Baruch Hashem, SAR is a safe and understanding space where the other Israeli staff members and I can share our concerns and feelings. The school’s communal tefillot for the hostages and the wounded, ongoing donation collection, loud singing of “Acheinu Kol Beit Israel,” and ongoing projects for the chayalim make it clear to us that we are all in the same boat. And these joint efforts give us strength while we are worrying about our friends and families. This is a strength that we try, in turn, to send overseas.
Because, beside the strong feeling of rupture between here and there, the other prominent feeling we are experiencing is helplessness. How can we, from this distance, help our people? What can I do to help my nation in need?
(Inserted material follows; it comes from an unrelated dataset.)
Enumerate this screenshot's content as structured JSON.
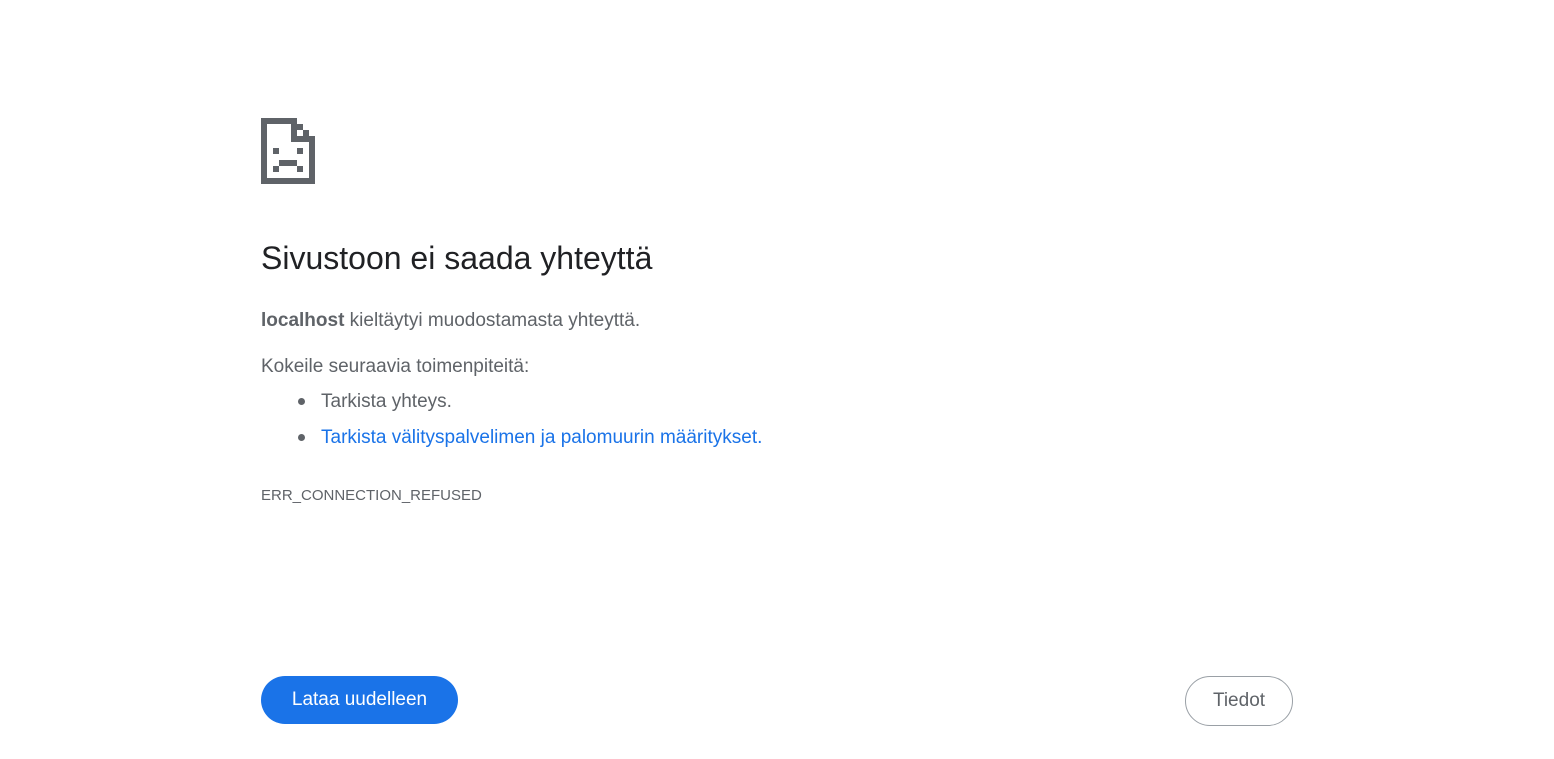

So you go to rallies and demonstrations, hang the “kidnapped” posters around the city, and contribute to the 30 huge duffel bags filled with donations to fulfill the soldiers’ specific requests. It is all so important, but still, the feeling that you are not doing enough is always there.
So you do little things as well. If, on social media, you come across a post to read a perek of Tehillim for the refuah of a wounded soldier, you stop your scrolling and do it at once. Even if you are not sure how much you believe in hashgacha pratit, Divine providence, at this moment, someone has asked you for something in their time of need.
But after doing the bigger things and the little things, the questions remain: Is it enough? And also, is it possible to make a change at all? And then I recall a tale the Israeli author David Grossman liked to tell: “A man demonstrated in front of the White House against the Vietnam War for years and years. Every Friday he came with his homemade sign and stood there for two hours. Eventually a journalist approached him and, with a condescending grin, said, ‘Tell me, sir. Do you really think you can change the world?’ ‘No,’ the man answered. ‘I’m just making sure the world won’t change me.’”
And I think to myself that this is another thing we, here in America, must do. We must make sure the world won’t change us. We cannot allow the horror of the war to overcome us. Don’t watch the graphic videos of the horror so we can protect our souls and the dignity of the victims. Don’t let the sorrow and horror fill us completely.
And, on the other hand, we cannot seal ourselves off from the pain nor allow ourselves to become indifferent. The large numbers—over 1,200 murdered innocents and hundreds of hostages—can dull our senses. But we should try, each according to his strength, to pause when we see an article on one of the fallen soldiers or a picture of one of the kidnapped individuals to try to know each of them as a person. Do they have brothers or sisters? What are their hobbies? We can give them a gift in our world simply through the act of knowing them. Doing so maintains their and our Tzelem Elokim, the spark of the Divine that exists in every human being.
In Hebrew when you want to console someone you say אני משתתף בצערך “I take part in your grief.” We can’t really take a part of someone’s grief; their sorrow won’t be diminished by those words. But our willingness to carry someone else’s burden of grief might bring them comfort. And that is a kind of comfort we can all offer even from far away even from the farthest reaches of the west.